Ce qui protège la valeur du bien à la revente
Miser sur une seule enveloppe isolante sans toucher au système de chauffage ni à la ventilation crée un déséquilibre. Le DPE intègre la consommation d’énergie primaire et les émissions de gaz à effet de serre : l’isolation seule ne suffit pas si le poste chauffage reste énergivore.
Pour sécuriser la valeur à long terme, on couple la pose de plaques avec le remplacement de la chaudière ou l’installation d’une pompe à chaleur, et on s’assure que la ventilation suit. Cette approche globale coûte plus cher en une fois, mais elle évite de refaire un chantier dans cinq ans pour satisfaire de nouvelles exigences.

Isolants biosourcés en plaques : une piste crédible pour le DPE et la RE2020
Les plaques rigides à base de fibres de chanvre ou de laine de mouton gagnent du terrain sur les chantiers de rénovation énergétique. Le rapport ADEME « Matériaux biosourcés dans la construction » publié en 2026 confirme cette tendance, portée par la RE2020 qui valorise les matériaux à faible empreinte carbone.
Sur le plan thermique, ces plaques affichent des performances proches du polystyrène expansé, avec un avantage sur la régulation hygrométrique. Elles absorbent et restituent l’humidité ambiante, ce qui limite les problèmes de condensation évoqués plus haut.
Les isolants biosourcés en plaques combinent performance DPE et conformité RE2020, ce qui en fait un choix pertinent pour les propriétaires qui anticipent les futures normes. Le surcoût à l’achat par rapport au polystyrène reste un frein, mais il se compense partiellement par une meilleure durabilité et un confort hygrothermique supérieur.

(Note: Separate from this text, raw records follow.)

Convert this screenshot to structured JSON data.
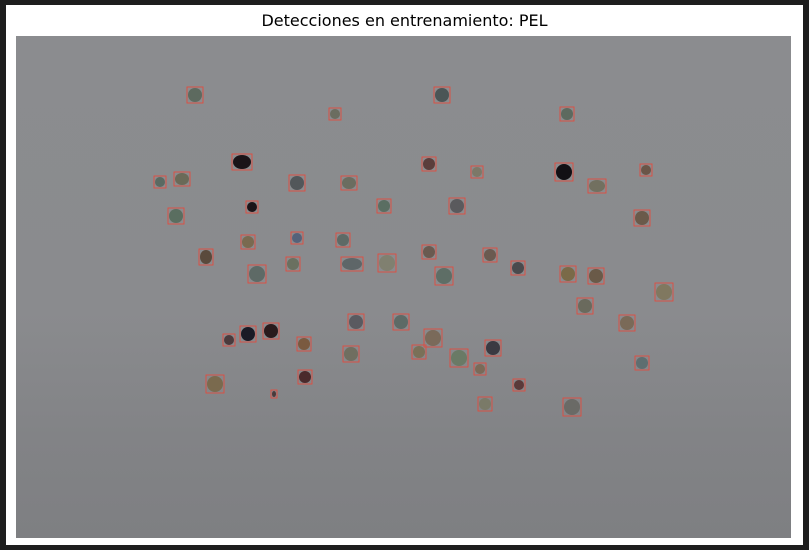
{
  "title": "Detecciones en entrenamiento: PEL",
  "colors": {
    "box_stroke": "#e24c3f",
    "background_photo": "#8a8b8e",
    "frame": "#1e1e1e"
  },
  "detections": [
    {
      "id": 1,
      "seed_color": "#5d6a5f"
    },
    {
      "id": 2,
      "seed_color": "#4a5556"
    },
    {
      "id": 3,
      "seed_color": "#6b6d60"
    },
    {
      "id": 4,
      "seed_color": "#5d6a5f"
    },
    {
      "id": 5,
      "seed_color": "#1a1418"
    },
    {
      "id": 6,
      "seed_color": "#5a3e3c"
    },
    {
      "id": 7,
      "seed_color": "#7d7868"
    },
    {
      "id": 8,
      "seed_color": "#121014"
    },
    {
      "id": 9,
      "seed_color": "#6a5548"
    },
    {
      "id": 10,
      "seed_color": "#5a6a62"
    },
    {
      "id": 11,
      "seed_color": "#6a6a58"
    },
    {
      "id": 12,
      "seed_color": "#52575a"
    },
    {
      "id": 13,
      "seed_color": "#6b6d60"
    },
    {
      "id": 14,
      "seed_color": "#727060"
    },
    {
      "id": 15,
      "seed_color": "#5a5a5d"
    },
    {
      "id": 16,
      "seed_color": "#5a6e62"
    },
    {
      "id": 17,
      "seed_color": "#1c1418"
    },
    {
      "id": 18,
      "seed_color": "#5a6e60"
    },
    {
      "id": 19,
      "seed_color": "#6a5a4a"
    },
    {
      "id": 20,
      "seed_color": "#55627a"
    },
    {
      "id": 21,
      "seed_color": "#7a6a50"
    },
    {
      "id": 22,
      "seed_color": "#5e6a66"
    },
    {
      "id": 23,
      "seed_color": "#6a5a50"
    },
    {
      "id": 24,
      "seed_color": "#6a5a50"
    },
    {
      "id": 25,
      "seed_color": "#5a4a3c"
    },
    {
      "id": 26,
      "seed_color": "#6a7060"
    },
    {
      "id": 27,
      "seed_color": "#5e6668"
    },
    {
      "id": 28,
      "seed_color": "#808070"
    },
    {
      "id": 29,
      "seed_color": "#4a4a4d"
    },
    {
      "id": 30,
      "seed_color": "#5e6a66"
    },
    {
      "id": 31,
      "seed_color": "#5e6e66"
    },
    {
      "id": 32,
      "seed_color": "#7a6a48"
    },
    {
      "id": 33,
      "seed_color": "#6a5a48"
    },
    {
      "id": 34,
      "seed_color": "#807860"
    },
    {
      "id": 35,
      "seed_color": "#6a6a5d"
    },
    {
      "id": 36,
      "seed_color": "#5a5a60"
    },
    {
      "id": 37,
      "seed_color": "#5e6a66"
    },
    {
      "id": 38,
      "seed_color": "#7a6a58"
    },
    {
      "id": 39,
      "seed_color": "#4a3a3c"
    },
    {
      "id": 40,
      "seed_color": "#1a1a25"
    },
    {
      "id": 41,
      "seed_color": "#2a1a1c"
    },
    {
      "id": 42,
      "seed_color": "#7a5a40"
    },
    {
      "id": 43,
      "seed_color": "#7a6a5a"
    },
    {
      "id": 44,
      "seed_color": "#3a3a42"
    },
    {
      "id": 45,
      "seed_color": "#706e60"
    },
    {
      "id": 46,
      "seed_color": "#7a7058"
    },
    {
      "id": 47,
      "seed_color": "#6a7a66"
    },
    {
      "id": 48,
      "seed_color": "#5e6e70"
    },
    {
      "id": 49,
      "seed_color": "#7a6a58"
    },
    {
      "id": 50,
      "seed_color": "#4a2a2c"
    },
    {
      "id": 51,
      "seed_color": "#7a6a4e"
    },
    {
      "id": 52,
      "seed_color": "#5a3a3a"
    },
    {
      "id": 53,
      "seed_color": "#7a7a68"
    },
    {
      "id": 54,
      "seed_color": "#6a6a66"
    },
    {
      "id": 55,
      "seed_color": "#4a3a3c"
    },
    {
      "id": 56,
      "seed_color": "#6a6a5a"
    },
    {
      "id": 57,
      "seed_color": "#6e7a60"
    },
    {
      "id": 58,
      "seed_color": "#2a1a1c"
    },
    {
      "id": 59,
      "seed_color": "#7a7a6a"
    },
    {
      "id": 60,
      "seed_color": "#2a1a1c"
    }
  ]
}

Aides à la rénovation énergétique : ce qui s’applique aux plaques d’isolation
Les travaux d’isolation thermique des murs (par l’intérieur ou par l’extérieur) sont éligibles aux principales aides à la rénovation énergétique, sous réserve de faire appel à un artisan certifié RGE.

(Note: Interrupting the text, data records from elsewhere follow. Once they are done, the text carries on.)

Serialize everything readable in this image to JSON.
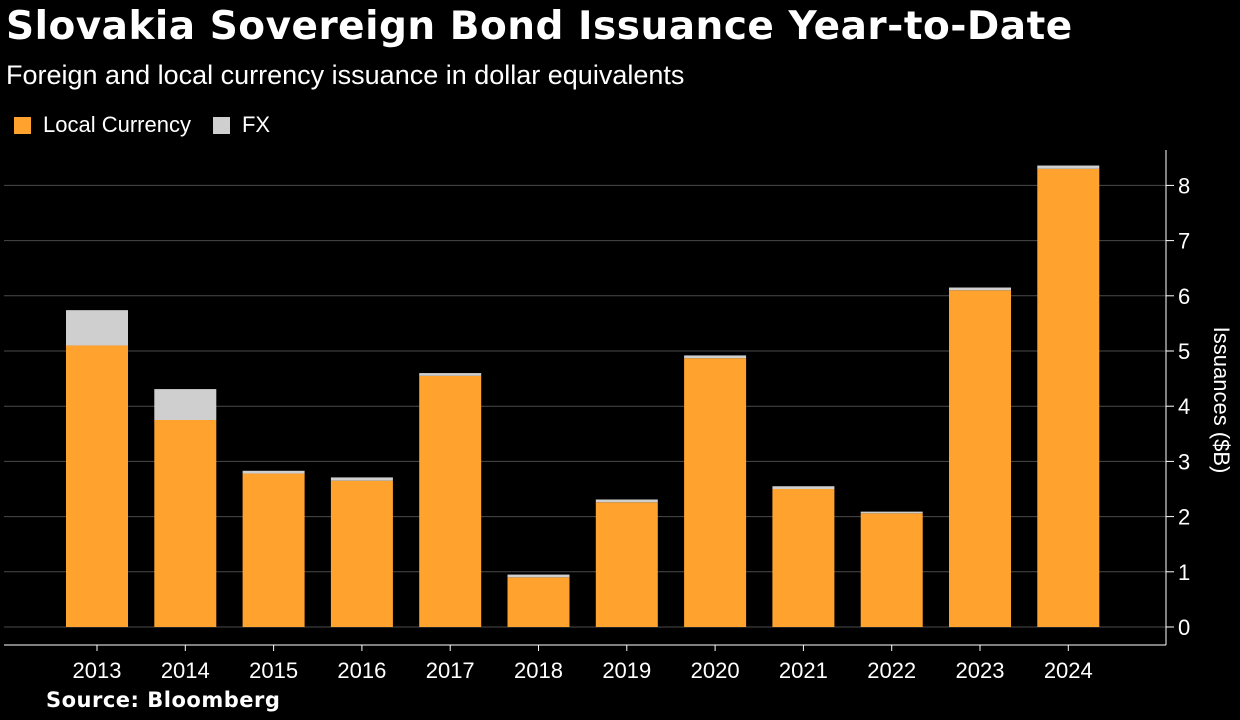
{
  "chart_data": {
    "type": "bar",
    "stacked": true,
    "title": "Slovakia Sovereign Bond Issuance Year-to-Date",
    "subtitle": "Foreign and local currency issuance in dollar equivalents",
    "categories": [
      "2013",
      "2014",
      "2015",
      "2016",
      "2017",
      "2018",
      "2019",
      "2020",
      "2021",
      "2022",
      "2023",
      "2024"
    ],
    "series": [
      {
        "name": "Local Currency",
        "color": "#ffa22e",
        "values": [
          5.1,
          3.75,
          2.78,
          2.65,
          4.55,
          0.9,
          2.26,
          4.87,
          2.5,
          2.06,
          6.1,
          8.3
        ]
      },
      {
        "name": "FX",
        "color": "#cfcfcf",
        "values": [
          0.64,
          0.56,
          0.05,
          0.06,
          0.05,
          0.05,
          0.05,
          0.05,
          0.05,
          0.03,
          0.05,
          0.06
        ]
      }
    ],
    "xlabel": "",
    "ylabel": "Issuances ($B)",
    "ylim": [
      0,
      8.7
    ],
    "yticks": [
      0,
      1,
      2,
      3,
      4,
      5,
      6,
      7,
      8
    ],
    "grid": true,
    "legend_position": "top-left",
    "source": "Source: Bloomberg"
  }
}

- MaPrimeRénov’ couvre une partie du coût des travaux d’isolation, avec un montant qui varie selon les revenus du ménage et le gain énergétique visé.
- Les certificats d’économies d’énergie (CEE) complètent le financement, souvent sous forme de prime versée par les fournisseurs d’énergie.

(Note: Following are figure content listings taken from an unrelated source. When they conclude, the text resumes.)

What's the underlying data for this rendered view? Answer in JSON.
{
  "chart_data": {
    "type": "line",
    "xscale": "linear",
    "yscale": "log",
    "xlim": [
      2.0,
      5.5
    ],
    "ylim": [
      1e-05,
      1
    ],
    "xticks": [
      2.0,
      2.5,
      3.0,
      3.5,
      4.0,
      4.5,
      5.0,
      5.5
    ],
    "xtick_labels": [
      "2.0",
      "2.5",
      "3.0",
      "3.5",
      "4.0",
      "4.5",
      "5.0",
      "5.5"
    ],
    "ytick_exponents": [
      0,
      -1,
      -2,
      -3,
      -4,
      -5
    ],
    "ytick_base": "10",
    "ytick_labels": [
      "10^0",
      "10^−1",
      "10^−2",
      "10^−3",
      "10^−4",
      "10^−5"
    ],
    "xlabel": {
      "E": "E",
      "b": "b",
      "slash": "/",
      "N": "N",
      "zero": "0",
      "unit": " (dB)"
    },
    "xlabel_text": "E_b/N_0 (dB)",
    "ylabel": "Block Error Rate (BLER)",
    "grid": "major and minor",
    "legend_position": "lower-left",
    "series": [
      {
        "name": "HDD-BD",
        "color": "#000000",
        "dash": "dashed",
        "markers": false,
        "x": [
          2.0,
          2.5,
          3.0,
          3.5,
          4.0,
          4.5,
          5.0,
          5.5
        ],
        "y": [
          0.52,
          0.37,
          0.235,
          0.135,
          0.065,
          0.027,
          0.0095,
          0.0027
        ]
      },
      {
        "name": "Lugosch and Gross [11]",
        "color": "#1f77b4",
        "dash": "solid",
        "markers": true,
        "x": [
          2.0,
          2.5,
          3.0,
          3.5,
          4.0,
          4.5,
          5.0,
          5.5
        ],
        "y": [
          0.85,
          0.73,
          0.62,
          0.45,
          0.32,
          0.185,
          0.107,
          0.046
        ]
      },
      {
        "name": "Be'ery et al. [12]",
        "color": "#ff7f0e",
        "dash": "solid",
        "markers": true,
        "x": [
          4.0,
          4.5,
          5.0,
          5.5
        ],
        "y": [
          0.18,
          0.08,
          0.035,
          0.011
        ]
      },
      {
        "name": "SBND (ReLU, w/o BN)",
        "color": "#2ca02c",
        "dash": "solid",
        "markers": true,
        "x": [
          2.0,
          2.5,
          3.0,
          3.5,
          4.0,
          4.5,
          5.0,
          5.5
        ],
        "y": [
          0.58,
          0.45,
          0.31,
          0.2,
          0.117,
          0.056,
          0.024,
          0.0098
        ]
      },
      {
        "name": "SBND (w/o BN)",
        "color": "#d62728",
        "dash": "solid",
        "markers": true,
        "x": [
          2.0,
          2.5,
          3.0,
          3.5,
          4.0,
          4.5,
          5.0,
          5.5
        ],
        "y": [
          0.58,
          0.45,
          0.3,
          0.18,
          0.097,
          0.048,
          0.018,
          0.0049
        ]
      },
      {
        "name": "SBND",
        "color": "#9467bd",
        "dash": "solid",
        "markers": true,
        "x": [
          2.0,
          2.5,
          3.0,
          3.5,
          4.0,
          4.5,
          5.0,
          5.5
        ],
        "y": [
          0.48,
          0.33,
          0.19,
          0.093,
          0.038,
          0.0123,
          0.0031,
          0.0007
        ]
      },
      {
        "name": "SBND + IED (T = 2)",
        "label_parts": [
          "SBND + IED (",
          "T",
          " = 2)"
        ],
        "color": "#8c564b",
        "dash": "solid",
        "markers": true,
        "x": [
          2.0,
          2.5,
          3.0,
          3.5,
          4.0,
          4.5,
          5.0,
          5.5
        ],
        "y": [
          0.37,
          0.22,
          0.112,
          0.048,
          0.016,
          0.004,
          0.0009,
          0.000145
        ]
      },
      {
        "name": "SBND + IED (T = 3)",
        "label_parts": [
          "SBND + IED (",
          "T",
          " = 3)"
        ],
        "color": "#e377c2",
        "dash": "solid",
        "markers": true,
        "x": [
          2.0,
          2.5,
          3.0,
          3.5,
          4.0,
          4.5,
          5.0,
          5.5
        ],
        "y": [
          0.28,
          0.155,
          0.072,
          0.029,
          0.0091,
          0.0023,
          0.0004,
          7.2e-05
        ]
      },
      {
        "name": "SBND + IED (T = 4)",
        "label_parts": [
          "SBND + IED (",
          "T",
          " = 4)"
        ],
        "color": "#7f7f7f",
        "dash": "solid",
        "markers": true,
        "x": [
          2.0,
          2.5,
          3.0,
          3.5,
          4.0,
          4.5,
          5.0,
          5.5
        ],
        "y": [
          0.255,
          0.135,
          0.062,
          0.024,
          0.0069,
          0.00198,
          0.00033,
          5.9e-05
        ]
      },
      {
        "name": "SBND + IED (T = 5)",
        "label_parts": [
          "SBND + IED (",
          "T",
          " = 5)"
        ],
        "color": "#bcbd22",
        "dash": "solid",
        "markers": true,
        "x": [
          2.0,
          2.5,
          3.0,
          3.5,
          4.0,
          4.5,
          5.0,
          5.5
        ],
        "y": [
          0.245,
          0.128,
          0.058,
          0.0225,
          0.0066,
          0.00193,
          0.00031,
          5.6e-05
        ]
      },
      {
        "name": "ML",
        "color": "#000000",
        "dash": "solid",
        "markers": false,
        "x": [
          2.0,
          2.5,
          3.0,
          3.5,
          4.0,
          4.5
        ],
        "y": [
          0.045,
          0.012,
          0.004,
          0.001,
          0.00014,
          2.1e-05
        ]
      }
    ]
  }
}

- L’éco-prêt à taux zéro permet de financer le reste à charge sans intérêts, y compris pour un bouquet de travaux incluant isolation, chauffage et ventilation.
Le cumul de ces dispositifs réduit significativement la facture, mais l’instruction des dossiers prend du temps. On recommande de monter le dossier d’aides avant de signer le devis, sous peine de perdre l’éligibilité.
Poser des plaques d’isolation thermique reste le geste le plus direct pour améliorer un DPE, à condition de traiter le bâti dans sa globalité. Le matériau, la ventilation, le système de chauffage et la projection sur les futures normes forment un tout. Isoler un mur sans vérifier ce qui se passe derrière, c’est préparer le prochain chantier.